From the known core OS structures from the genus Proteus (11), we can predict that wabH and wabP homologues should be present in P. mirabilis strains containing GlcN and GalN in their core LPS, respectively. Two pairs of oligonucleotides specific for wabH and wabP confirmed this prediction (Fig. 7, B and C). These results suggest that a simple amplification test can be used to predict the HexN nature in P. mirabilis core LPS. This diagnostic amplification indicates the presence of GlcN in the core LPS of strains for which the chemical structures have not been determined, such as CECT 170, HI4320, and ATCC 29906. In agreement with the test, the analysis of the genome sequence available for strains HI4320 (whole genome sequence determined) (28) and ATCC 29906 (genome sequencing in progress) (ACLE01000000) confirmed the presence of wabH but not wabP.

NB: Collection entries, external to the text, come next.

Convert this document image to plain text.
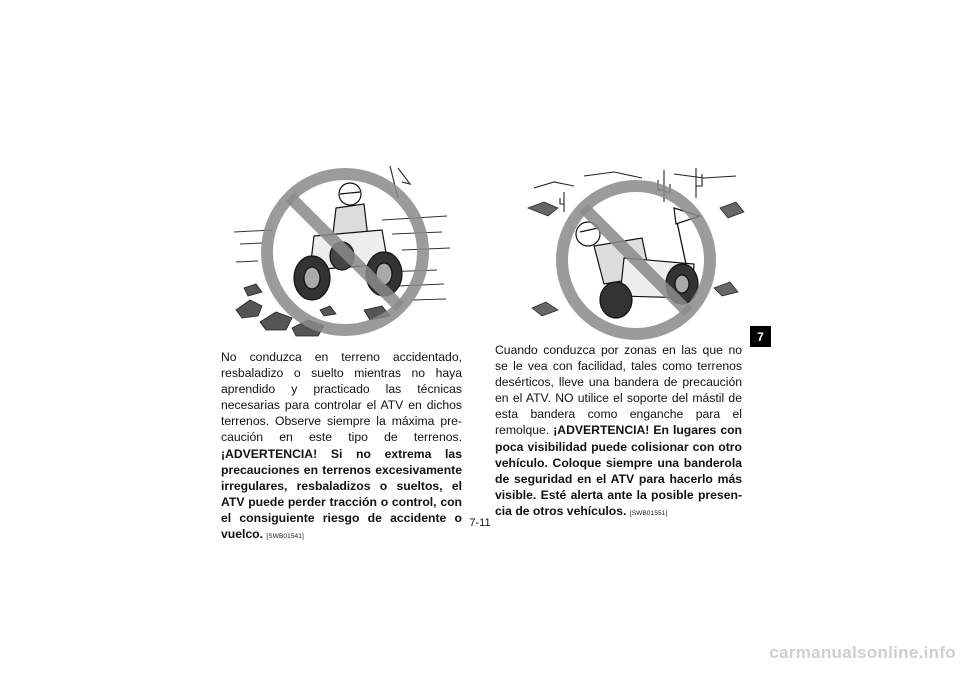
No conduzca en terreno accidentado, resbaladizo o suelto mientras no haya aprendido y practicado las técnicas necesarias para controlar el ATV en dichos terrenos. Observe siempre la máxima precaución en este tipo de terrenos. ¡ADVERTENCIA! Si no extrema las precauciones en terrenos excesivamente irregulares, resbaladizos o sueltos, el ATV puede perder tracción o control, con el consiguiente riesgo de accidente o vuelco. [SWB01541]
Cuando conduzca por zonas en las que no se le vea con facilidad, tales como terrenos desérticos, lleve una bandera de precaución en el ATV. NO utilice el soporte del mástil de esta bandera como enganche para el remolque. ¡ADVERTENCIA! En lugares con poca visibilidad puede colisionar con otro vehículo. Coloque siempre una banderola de seguridad en el ATV para hacerlo más visible. Esté alerta ante la posible presencia de otros vehículos. [SWB01551]
7
7-11
carmanualsonline.info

By contrast, gne required for UDP-GalNAc generation from UDP-GlcNAc is present in strains containing GalN in their core LPS but also in strains containing GlcN when these strains present GalNAc in their O-PS. In P. mirabilis ATCC 29906, the gne is located in a gene cluster similar to those putatively involved in O-PS (contig GG668582, GenBank^TM ACLE01000000) (34). However, there are examples of P. mirabilis strains that should require gne for its O-PS biosynthesis where this gene was not found inside the O-PS biosynthetic cluster (34). Thus, gne cannot be used to predict the presence of GalN or GlcN in the core LPS. Nevertheless, the absence of gne is fully correlated with presence of wabH and thus of GlcN in the LPS core of the strains tested.

We conclude that although the incorporation of GlcN into core LPS requires N-acetylglucosaminyltransferase (WabH) and LPS:GlcNAc deacetylase (WabN), the incorporation of GalN requires three enzymes: Gne epimerase for the generation of UDP-GalNAc from UDP-GlcNAc, N-acetylgalactosaminyltransferase (WabP), and LPS:GalNAc deacetylase. Of these three enzymes, only the LPS:HexNAc deacetylase (WabN) is common to the incorporation of GlcN and GalN into core LPS.